Coloradans should, however, continue to enroll in coverage, because there is no immediate effect on health insurance options during the appeal, he said.
Gann said that while the appeal is in process, it is important that people know they can still receive coverage — and that the tax credits that help income-eligible individuals pay for it remain in effect.
“It’s so important to have peace of mind, knowing they are protected,” she said.
Colorado, with its own marketplace that was established as a quasi-nonprofit, has a bit more flexibility than states that do not have their own exchange, Gann said.
The state’s open enrollment period extends through Jan. 15; the deadline elsewhere was Dec. 15. Those who signed up by the earlier date will have coverage effective Jan. 1; those enrolling Dec. 16 - Jan. 15 will not be covered until Feb. 1, giving them 11 months of coverage instead of 12. However, in Colorado, people still have the extra 30 days to enroll.
“That’s one of the other benefits and wisdom of the bipartisan legislation that created Connect for Health,” said Gann.
“We’ll continue to implement the law as it is written. Right now, the ACA is still law.
“Beyond that, we’ll have to wait and see what happens. We’ll be watching, along with everyone else. It seems every year there is something that provides challenges or opportunities for people to get covered.”
In Colorado, enrollments are up 5 percent over last year, and despite the uncertainty at the federal level, people continue to sign up, she added.
“We’re going to be really working hard to ensure people understand they can still get coverage for 2019,” Gann said.
County-specific numbers for the year are not yet available. Montrose County is among rural areas where only a few carriers offer plans through the state exchange — there is one here, Anthem, which offers eight different plans.
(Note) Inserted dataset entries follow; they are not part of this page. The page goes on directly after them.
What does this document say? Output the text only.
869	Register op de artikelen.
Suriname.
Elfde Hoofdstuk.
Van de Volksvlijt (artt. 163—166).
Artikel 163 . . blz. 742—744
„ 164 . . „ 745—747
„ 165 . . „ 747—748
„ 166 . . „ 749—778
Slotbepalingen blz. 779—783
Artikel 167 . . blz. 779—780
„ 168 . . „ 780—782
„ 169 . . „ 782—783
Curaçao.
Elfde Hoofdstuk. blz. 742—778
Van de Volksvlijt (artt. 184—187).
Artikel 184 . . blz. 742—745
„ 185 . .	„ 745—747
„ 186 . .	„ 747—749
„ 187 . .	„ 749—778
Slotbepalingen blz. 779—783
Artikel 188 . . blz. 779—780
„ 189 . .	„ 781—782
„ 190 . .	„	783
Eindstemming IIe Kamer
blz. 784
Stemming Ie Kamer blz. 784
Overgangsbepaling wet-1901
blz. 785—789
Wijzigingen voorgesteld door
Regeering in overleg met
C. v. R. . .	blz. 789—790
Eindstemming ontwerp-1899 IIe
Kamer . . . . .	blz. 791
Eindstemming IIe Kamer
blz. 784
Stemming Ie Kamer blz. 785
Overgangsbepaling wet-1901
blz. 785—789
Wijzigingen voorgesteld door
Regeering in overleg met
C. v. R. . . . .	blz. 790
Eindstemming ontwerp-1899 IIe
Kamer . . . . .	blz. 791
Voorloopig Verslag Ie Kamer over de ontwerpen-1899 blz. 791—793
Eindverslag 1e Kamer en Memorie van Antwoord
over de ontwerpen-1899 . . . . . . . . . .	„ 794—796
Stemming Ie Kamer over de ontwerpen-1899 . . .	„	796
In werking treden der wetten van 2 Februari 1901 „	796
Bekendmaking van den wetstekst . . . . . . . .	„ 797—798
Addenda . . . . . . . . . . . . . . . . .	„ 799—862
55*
“That’s one of the things that I think will be part of the Colorado legislative agenda when they convene — what can happen to increase competition, particularly on the Western Slope,” Gann said.
“We’ll be watching the federal landscape, but certainly, what happens in Denver. The state has some flexibility in how they can build health policy. It will be an interesting year ahead.”
More information about enrollment and plans through the state health care exchange can be found at connectforhealthco.com.